Custom API Data Source Groovy Code Example
Here is a weather API custom data source constructed using Groovy. The content of the weather.groovy file is defined as follows.
//Weather.groovy
import com.hengshi.nangaparbat.dto.DatasetResultDto
import com.hengshi.nangaparbat.model.PathTableNode
import static com.hengshi.nangaparbat.model.Dataset.Field
import static com.hengshi.nangaparbat.model.Type.TypeName
import groovy.json.JsonSlurper
class Provider {
static getApiName() {
return "Weather API"
}
def setOptions(String options) {
if (!options?.trim()) {
return
}
def json = jsonSlurper.parseText(options)
if (json.cityCodeURL?.trim()) {
config.cityCodeURL = json.cityCodeURL
}
if (json.weatherURL?.trim()) {
config.weatherURL = json.weatherURL
}
}
def getPathTables() {
def txt = config.cityCodeURL.toURL().text
def arr = jsonSlurper.parseText(txt)
return arr.collect{ obj ->
def node = PathTableNode.createTableNode(obj.city_code)
node.setRemarks(obj.city_name)
return node
}
}
def fetchTableData(List<String> tablePath) {
def url = config.weatherURL + tablePath.last()
def txt = url.toURL().text;
def result = new DatasetResultDto()
def schema = []
def data = []
def row = []
def arr = jsonSlurper.parseText(txt)
arr.data.each{ k, v ->
def field = new Field();
field.setFieldName(k)
field.setType(TypeName.string)
if (k.startsWith("pm")) {
field.setType(TypeName.integer)
}
schema.add(field)
row.add(v);
}
result.setSchema(schema)
data.add(row)
result.setData(data)
return result
}
def jsonSlurper = new JsonSlurper()
def config = [
cityCodeURL: "https://github.com/baichengzhou/weather.api/raw/master/src/main/resources/citycode-2019-08-23.json",
weatherURL: "http://t.weather.itboy.net/api/weather/city/"
]
}
Code explanation:
- DatasetResultDto defines the return result of fetchTableData, which consists of schema and data, written through setData and setSchema.

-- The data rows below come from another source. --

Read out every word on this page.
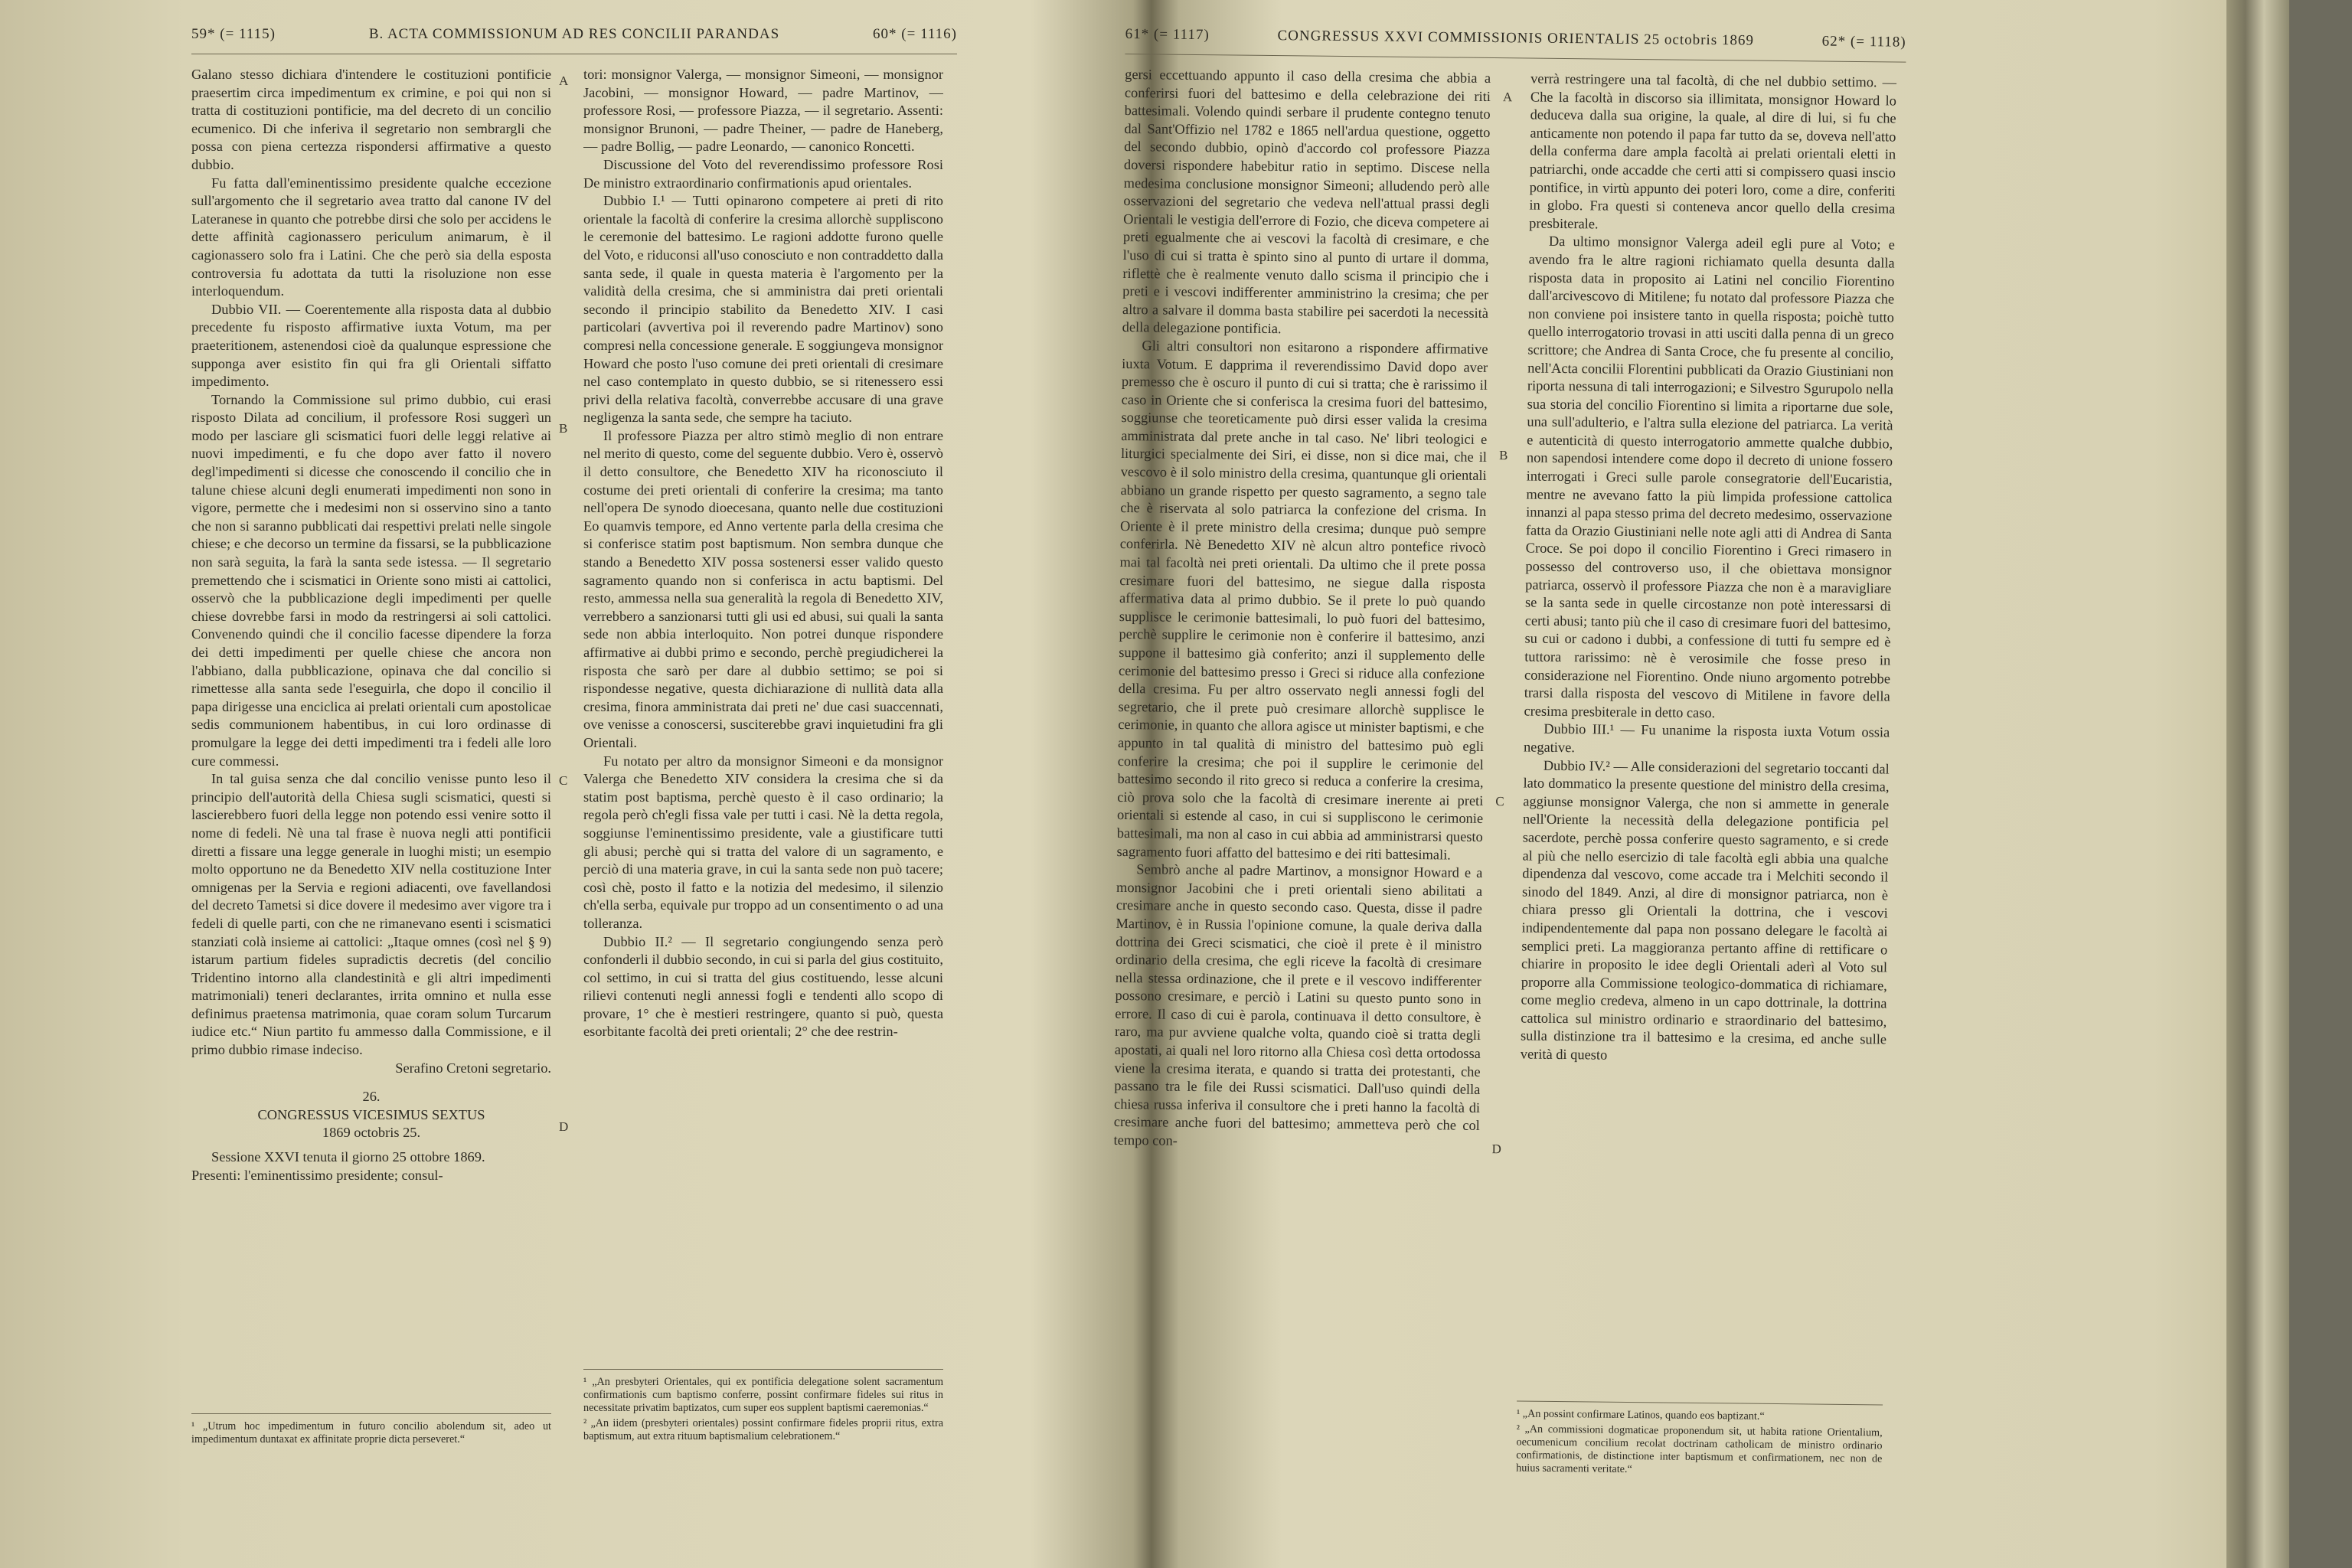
59* (= 1115)	B. ACTA COMMISSIONUM AD RES CONCILII PARANDAS	60* (= 1116)

Galano stesso dichiara d'intendere le costituzioni pontificie praesertim circa impedimentum ex crimine, e poi qui non si tratta di costituzioni pontificie, ma del decreto di un concilio ecumenico. Di che inferiva il segretario non sembrargli che possa con piena certezza rispondersi affirmative a questo dubbio.

Fu fatta dall'eminentissimo presidente qualche eccezione sull'argomento che il segretario avea tratto dal canone IV del Lateranese in quanto che potrebbe dirsi che solo per accidens le dette affinità cagionassero periculum animarum, è il cagionassero solo fra i Latini. Che che però sia della esposta controversia fu adottata da tutti la risoluzione non esse interloquendum.

Dubbio VII. — Coerentemente alla risposta data al dubbio precedente fu risposto affirmative iuxta Votum, ma per praeteritionem, astenendosi cioè da qualunque espressione che supponga aver esistito fin qui fra gli Orientali siffatto impedimento.

Tornando la Commissione sul primo dubbio, cui erasi risposto Dilata ad concilium, il professore Rosi suggerì un modo per lasciare gli scismatici fuori delle leggi relative ai nuovi impedimenti, e fu che dopo aver fatto il novero degl'impedimenti si dicesse che conoscendo il concilio che in talune chiese alcuni degli enumerati impedimenti non sono in vigore, permette che i medesimi non si osservino sino a tanto che non si saranno pubblicati dai respettivi prelati nelle singole chiese; e che decorso un termine da fissarsi, se la pubblicazione non sarà seguita, la farà la santa sede istessa. — Il segretario premettendo che i scismatici in Oriente sono misti ai cattolici, osservò che la pubblicazione degli impedimenti per quelle chiese dovrebbe farsi in modo da restringersi ai soli cattolici. Convenendo quindi che il concilio facesse dipendere la forza dei detti impedimenti per quelle chiese che ancora non l'abbiano, dalla pubblicazione, opinava che dal concilio si rimettesse alla santa sede l'eseguirla, che dopo il concilio il papa dirigesse una enciclica ai prelati orientali cum apostolicae sedis communionem habentibus, in cui loro ordinasse di promulgare la legge dei detti impedimenti tra i fedeli alle loro cure commessi.

In tal guisa senza che dal concilio venisse punto leso il principio dell'autorità della Chiesa sugli scismatici, questi si lascierebbero fuori della legge non potendo essi venire sotto il nome di fedeli. Nè una tal frase è nuova negli atti pontificii diretti a fissare una legge generale in luoghi misti; un esempio molto opportuno ne da Benedetto XIV nella costituzione Inter omnigenas per la Servia e regioni adiacenti, ove favellandosi del decreto Tametsi si dice dovere il medesimo aver vigore tra i fedeli di quelle parti, con che ne rimanevano esenti i scismatici stanziati colà insieme ai cattolici: „Itaque omnes (così nel § 9) istarum partium fideles supradictis decretis (del concilio Tridentino intorno alla clandestinità e gli altri impedimenti matrimoniali) teneri declarantes, irrita omnino et nulla esse definimus praetensa matrimonia, quae coram solum Turcarum iudice etc.“ Niun partito fu ammesso dalla Commissione, e il primo dubbio rimase indeciso.

Serafino Cretoni segretario.

26.

CONGRESSUS VICESIMUS SEXTUS

1869 octobris 25.

Sessione XXVI tenuta il giorno 25 ottobre 1869.

Presenti: l'eminentissimo presidente; consul-

tori: monsignor Valerga, — monsignor Simeoni, — monsignor Jacobini, — monsignor Howard, — padre Martinov, — professore Rosi, — professore Piazza, — il segretario. Assenti: monsignor Brunoni, — padre Theiner, — padre de Haneberg, — padre Bollig, — padre Leonardo, — canonico Roncetti.

Discussione del Voto del reverendissimo professore Rosi De ministro extraordinario confirmationis apud orientales.

Dubbio I.¹ — Tutti opinarono competere ai preti di rito orientale la facoltà di conferire la cresima allorchè suppliscono le ceremonie del battesimo. Le ragioni addotte furono quelle del Voto, e riduconsi all'uso conosciuto e non contraddetto dalla santa sede, il quale in questa materia è l'argomento per la validità della cresima, che si amministra dai preti orientali secondo il principio stabilito da Benedetto XIV. I casi particolari (avvertiva poi il reverendo padre Martinov) sono compresi nella concessione generale. E soggiungeva monsignor Howard che posto l'uso comune dei preti orientali di cresimare nel caso contemplato in questo dubbio, se si ritenessero essi privi della relativa facoltà, converrebbe accusare di una grave negligenza la santa sede, che sempre ha taciuto.

Il professore Piazza per altro stimò meglio di non entrare nel merito di questo, come del seguente dubbio. Vero è, osservò il detto consultore, che Benedetto XIV ha riconosciuto il costume dei preti orientali di conferire la cresima; ma tanto nell'opera De synodo dioecesana, quanto nelle due costituzioni Eo quamvis tempore, ed Anno vertente parla della cresima che si conferisce statim post baptismum. Non sembra dunque che stando a Benedetto XIV possa sostenersi esser valido questo sagramento quando non si conferisca in actu baptismi. Del resto, ammessa nella sua generalità la regola di Benedetto XIV, verrebbero a sanzionarsi tutti gli usi ed abusi, sui quali la santa sede non abbia interloquito. Non potrei dunque rispondere affirmative ai dubbi primo e secondo, perchè pregiudicherei la risposta che sarò per dare al dubbio settimo; se poi si rispondesse negative, questa dichiarazione di nullità data alla cresima, finora amministrata dai preti ne' due casi suaccennati, ove venisse a conoscersi, susciterebbe gravi inquietudini fra gli Orientali.

Fu notato per altro da monsignor Simeoni e da monsignor Valerga che Benedetto XIV considera la cresima che si da statim post baptisma, perchè questo è il caso ordinario; la regola però ch'egli fissa vale per tutti i casi. Nè la detta regola, soggiunse l'eminentissimo presidente, vale a giustificare tutti gli abusi; perchè qui si tratta del valore di un sagramento, e perciò di una materia grave, in cui la santa sede non può tacere; così chè, posto il fatto e la notizia del medesimo, il silenzio ch'ella serba, equivale pur troppo ad un consentimento o ad una tolleranza.

Dubbio II.² — Il segretario congiungendo senza però confonderli il dubbio secondo, in cui si parla del gius costituito, col settimo, in cui si tratta del gius costituendo, lesse alcuni rilievi contenuti negli annessi fogli e tendenti allo scopo di provare, 1° che è mestieri restringere, quanto si può, questa esorbitante facoltà dei preti orientali; 2° che dee restrin-

¹ „Utrum hoc impedimentum in futuro concilio abolendum sit, adeo ut impedimentum duntaxat ex affinitate proprie dicta perseveret.“

¹ „An presbyteri Orientales, qui ex pontificia delegatione solent sacramentum confirmationis cum baptismo conferre, possint confirmare fideles sui ritus in necessitate privatim baptizatos, cum super eos supplent baptismi caeremonias.“

² „An iidem (presbyteri orientales) possint confirmare fideles proprii ritus, extra baptismum, aut extra rituum baptismalium celebrationem.“

A
B
C
D
61* (= 1117)	CONGRESSUS XXVI COMMISSIONIS ORIENTALIS 25 octobris 1869	62* (= 1118)

gersi eccettuando appunto il caso della cresima che abbia a conferirsi fuori del battesimo e della celebrazione dei riti battesimali. Volendo quindi serbare il prudente contegno tenuto dal Sant'Offizio nel 1782 e 1865 nell'ardua questione, oggetto del secondo dubbio, opinò d'accordo col professore Piazza doversi rispondere habebitur ratio in septimo. Discese nella medesima conclusione monsignor Simeoni; alludendo però alle osservazioni del segretario che vedeva nell'attual prassi degli Orientali le vestigia dell'errore di Fozio, che diceva competere ai preti egualmente che ai vescovi la facoltà di cresimare, e che l'uso di cui si tratta è spinto sino al punto di urtare il domma, riflettè che è realmente venuto dallo scisma il principio che i preti e i vescovi indifferenter amministrino la cresima; che per altro a salvare il domma basta stabilire pei sacerdoti la necessità della delegazione pontificia.

Gli altri consultori non esitarono a rispondere affirmative iuxta Votum. E dapprima il reverendissimo David dopo aver premesso che è oscuro il punto di cui si tratta; che è rarissimo il caso in Oriente che si conferisca la cresima fuori del battesimo, soggiunse che teoreticamente può dirsi esser valida la cresima amministrata dal prete anche in tal caso. Ne' libri teologici e liturgici specialmente dei Siri, ei disse, non si dice mai, che il vescovo è il solo ministro della cresima, quantunque gli orientali abbiano un grande rispetto per questo sagramento, a segno tale che è riservata al solo patriarca la confezione del crisma. In Oriente è il prete ministro della cresima; dunque può sempre conferirla. Nè Benedetto XIV nè alcun altro pontefice rivocò mai tal facoltà nei preti orientali. Da ultimo che il prete possa cresimare fuori del battesimo, ne siegue dalla risposta affermativa data al primo dubbio. Se il prete lo può quando supplisce le cerimonie battesimali, lo può fuori del battesimo, perchè supplire le cerimonie non è conferire il battesimo, anzi suppone il battesimo già conferito; anzi il supplemento delle cerimonie del battesimo presso i Greci si riduce alla confezione della cresima. Fu per altro osservato negli annessi fogli del segretario, che il prete può cresimare allorchè supplisce le cerimonie, in quanto che allora agisce ut minister baptismi, e che appunto in tal qualità di ministro del battesimo può egli conferire la cresima; che poi il supplire le cerimonie del battesimo secondo il rito greco si reduca a conferire la cresima, ciò prova solo che la facoltà di cresimare inerente ai preti orientali si estende al caso, in cui si suppliscono le cerimonie battesimali, ma non al caso in cui abbia ad amministrarsi questo sagramento fuori affatto del battesimo e dei riti battesimali.

Sembrò anche al padre Martinov, a monsignor Howard e a monsignor Jacobini che i preti orientali sieno abilitati a cresimare anche in questo secondo caso. Questa, disse il padre Martinov, è in Russia l'opinione comune, la quale deriva dalla dottrina dei Greci scismatici, che cioè il prete è il ministro ordinario della cresima, che egli riceve la facoltà di cresimare nella stessa ordinazione, che il prete e il vescovo indifferenter possono cresimare, e perciò i Latini su questo punto sono in errore. Il caso di cui è parola, continuava il detto consultore, è raro, ma pur avviene qualche volta, quando cioè si tratta degli apostati, ai quali nel loro ritorno alla Chiesa così detta ortodossa viene la cresima iterata, e quando si tratta dei protestanti, che passano tra le file dei Russi scismatici. Dall'uso quindi della chiesa russa inferiva il consultore che i preti hanno la facoltà di cresimare anche fuori del battesimo; ammetteva però che col tempo con-

verrà restringere una tal facoltà, di che nel dubbio settimo. — Che la facoltà in discorso sia illimitata, monsignor Howard lo deduceva dalla sua origine, la quale, al dire di lui, si fu che anticamente non potendo il papa far tutto da se, doveva nell'atto della conferma dare ampla facoltà ai prelati orientali eletti in patriarchi, onde accadde che certi atti si compissero quasi inscio pontifice, in virtù appunto dei poteri loro, come a dire, conferiti in globo. Fra questi si conteneva ancor quello della cresima presbiterale.

Da ultimo monsignor Valerga adeil egli pure al Voto; e avendo fra le altre ragioni richiamato quella desunta dalla risposta data in proposito ai Latini nel concilio Fiorentino dall'arcivescovo di Mitilene; fu notato dal professore Piazza che non conviene poi insistere tanto in quella risposta; poichè tutto quello interrogatorio trovasi in atti usciti dalla penna di un greco scrittore; che Andrea di Santa Croce, che fu presente al concilio, nell'Acta concilii Florentini pubblicati da Orazio Giustiniani non riporta nessuna di tali interrogazioni; e Silvestro Sgurupolo nella sua storia del concilio Fiorentino si limita a riportarne due sole, una sull'adulterio, e l'altra sulla elezione del patriarca. La verità e autenticità di questo interrogatorio ammette qualche dubbio, non sapendosi intendere come dopo il decreto di unione fossero interrogati i Greci sulle parole consegratorie dell'Eucaristia, mentre ne avevano fatto la più limpida professione cattolica innanzi al papa stesso prima del decreto medesimo, osservazione fatta da Orazio Giustiniani nelle note agli atti di Andrea di Santa Croce. Se poi dopo il concilio Fiorentino i Greci rimasero in possesso del controverso uso, il che obiettava monsignor patriarca, osservò il professore Piazza che non è a maravigliare se la santa sede in quelle circostanze non potè interessarsi di certi abusi; tanto più che il caso di cresimare fuori del battesimo, su cui or cadono i dubbi, a confessione di tutti fu sempre ed è tuttora rarissimo: nè è verosimile che fosse preso in considerazione nel Fiorentino. Onde niuno argomento potrebbe trarsi dalla risposta del vescovo di Mitilene in favore della cresima presbiterale in detto caso.

Dubbio III.¹ — Fu unanime la risposta iuxta Votum ossia negative.

Dubbio IV.² — Alle considerazioni del segretario toccanti dal lato dommatico la presente questione del ministro della cresima, aggiunse monsignor Valerga, che non si ammette in generale nell'Oriente la necessità della delegazione pontificia pel sacerdote, perchè possa conferire questo sagramento, e si crede al più che nello esercizio di tale facoltà egli abbia una qualche dipendenza dal vescovo, come accade tra i Melchiti secondo il sinodo del 1849. Anzi, al dire di monsignor patriarca, non è chiara presso gli Orientali la dottrina, che i vescovi indipendentemente dal papa non possano delegare le facoltà ai semplici preti. La maggioranza pertanto affine di rettificare o chiarire in proposito le idee degli Orientali aderì al Voto sul proporre alla Commissione teologico-dommatica di richiamare, come meglio credeva, almeno in un capo dottrinale, la dottrina cattolica sul ministro ordinario e straordinario del battesimo, sulla distinzione tra il battesimo e la cresima, ed anche sulle verità di questo

¹ „An possint confirmare Latinos, quando eos baptizant.“

² „An commissioni dogmaticae proponendum sit, ut habita ratione Orientalium, oecumenicum concilium recolat doctrinam catholicam de ministro ordinario confirmationis, de distinctione inter baptismum et confirmationem, nec non de huius sacramenti veritate.“

A
B
C
D
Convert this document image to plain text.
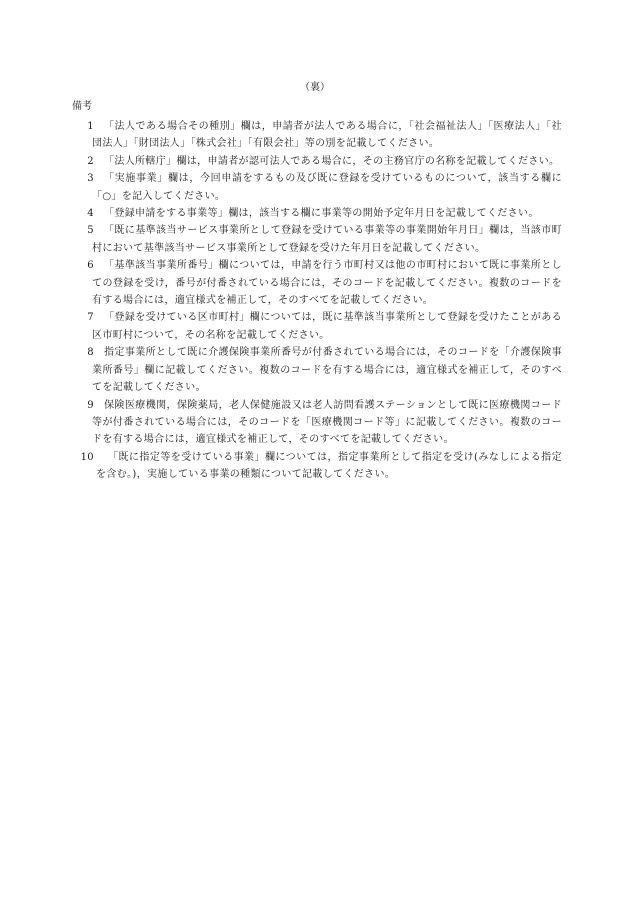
（裏）
備考
1	「法人である場合その種別」欄は，申請者が法人である場合に，「社会福祉法人」「医療法人」「社団法人」「財団法人」「株式会社」「有限会社」等の別を記載してください。
2	「法人所轄庁」欄は，申請者が認可法人である場合に，その主務官庁の名称を記載してください。
3	「実施事業」欄は，今回申請をするもの及び既に登録を受けているものについて，該当する欄に「○」を記入してください。
4	「登録申請をする事業等」欄は，該当する欄に事業等の開始予定年月日を記載してください。
5	「既に基準該当サービス事業所として登録を受けている事業等の事業開始年月日」欄は，当該市町村において基準該当サービス事業所として登録を受けた年月日を記載してください。
6	「基準該当事業所番号」欄については，申請を行う市町村又は他の市町村において既に事業所としての登録を受け，番号が付番されている場合には，そのコードを記載してください。複数のコードを有する場合には，適宜様式を補正して，そのすべてを記載してください。
7	「登録を受けている区市町村」欄については，既に基準該当事業所として登録を受けたことがある区市町村について，その名称を記載してください。
8	指定事業所として既に介護保険事業所番号が付番されている場合には，そのコードを「介護保険事業所番号」欄に記載してください。複数のコードを有する場合には，適宜様式を補正して，そのすべてを記載してください。
9	保険医療機関，保険薬局，老人保健施設又は老人訪問看護ステーションとして既に医療機関コード等が付番されている場合には，そのコードを「医療機関コード等」に記載してください。複数のコードを有する場合には，適宜様式を補正して，そのすべてを記載してください。
10	「既に指定等を受けている事業」欄については，指定事業所として指定を受け(みなしによる指定を含む。)，実施している事業の種類について記載してください。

- PathTableNode defines the return of getPathTables, which consists of pathType, name, children, and tableType, also written through respective setters.
- The schema consists of multiple Fields, each Field consisting of fieldName, type, and label.
- The type is an enumeration type defined by TypeName.
- The directory structure is defined in CityCode.
- The Weather Website is the source of weather data, recording weather data for various cities.
Using the above sample code to define the weather API data source, after importing weather.groovy into the system, API data can be obtained.